Sementara itu, dalam perkara nomor 202, terdakwa Sugito didakwa dengan dakwaan tunggal, yakni Pasal 192 ayat (1) KUHP juncto Pasal 55 ayat (1) ke-1 KUHP, dengan ancaman pidana penjara maksimal 9 tahun.
Retno menambahkan, sidang lanjutan untuk perkara nomor 201 akan digelar pada 7 Januari 2026 pukul 09.00 WIB dengan agenda pembacaan eksepsi atau keberatan dari penasihat hukum terdakwa.
Sedangkan perkara nomor 202 akan kembali disidangkan pada 8 Januari 2026 pukul 09.00 WIB dengan agenda pembuktian dari penuntut umum melalui pengajuan saksi. Terkait pengamanan, PN Pati memastikan situasi persidangan berlangsung kondusif.
“Semua sudah dikondisikan dengan baik dan sidang berjalan tertib tanpa adanya gejolak,” tegas Retno.
Sementara itu, Kuasa Hukum AMPB, Nimerodi Gulo, mengkritisi pasal-pasal yang didakwakan kepada kliennya. Ia menilai dakwaan tersebut tidak tepat dan terkesan dipaksakan.
“Sejak awal kami menilai pasal-pasal yang didakwakan kepada Supriyono dan Teguh adalah pasal yang tidak layak diterapkan. Ini menjadi tontonan kebodohan aparat penegak hukum kepada publik,” tegas Nimerodi.

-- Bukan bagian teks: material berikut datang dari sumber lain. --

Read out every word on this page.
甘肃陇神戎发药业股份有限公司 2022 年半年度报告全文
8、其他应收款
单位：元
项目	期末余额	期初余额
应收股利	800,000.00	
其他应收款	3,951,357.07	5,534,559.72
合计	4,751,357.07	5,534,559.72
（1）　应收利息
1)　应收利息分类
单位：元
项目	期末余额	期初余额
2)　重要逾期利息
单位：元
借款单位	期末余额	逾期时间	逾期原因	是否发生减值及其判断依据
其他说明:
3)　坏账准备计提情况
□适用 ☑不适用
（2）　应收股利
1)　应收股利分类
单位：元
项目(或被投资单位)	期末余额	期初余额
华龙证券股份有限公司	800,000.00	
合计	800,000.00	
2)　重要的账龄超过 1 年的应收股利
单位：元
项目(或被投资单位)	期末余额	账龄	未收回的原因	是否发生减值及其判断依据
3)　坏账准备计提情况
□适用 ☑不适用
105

Ia juga menyayangkan peran jaksa penuntut umum yang dinilai tidak menjalankan fungsi sebagai penyaring dakwaan dari penyidik. Menurutnya, peristiwa yang terjadi seharusnya lebih tepat dikenakan pasal lalu lintas, bukan pasal penghasutan.
“Kejadiannya di jalan lalu lintas, seharusnya dikenakan pasal lalu lintas, bukan Pasal 192 tentang penghasutan. Jaksa jangan hanya menjadi corong penyidik,” ujarnya.
Nimerodi berharap majelis hakim dapat memeriksa perkara secara objektif dan cermat demi mencegah praktik kriminalisasi terhadap masyarakat.
“Negara ini adalah negara hukum. Kami berharap pengadilan benar-benar menjadi tempat mencari keadilan, bukan sekadar menghakimi,” pungkasnya. (Juri/Jurnal)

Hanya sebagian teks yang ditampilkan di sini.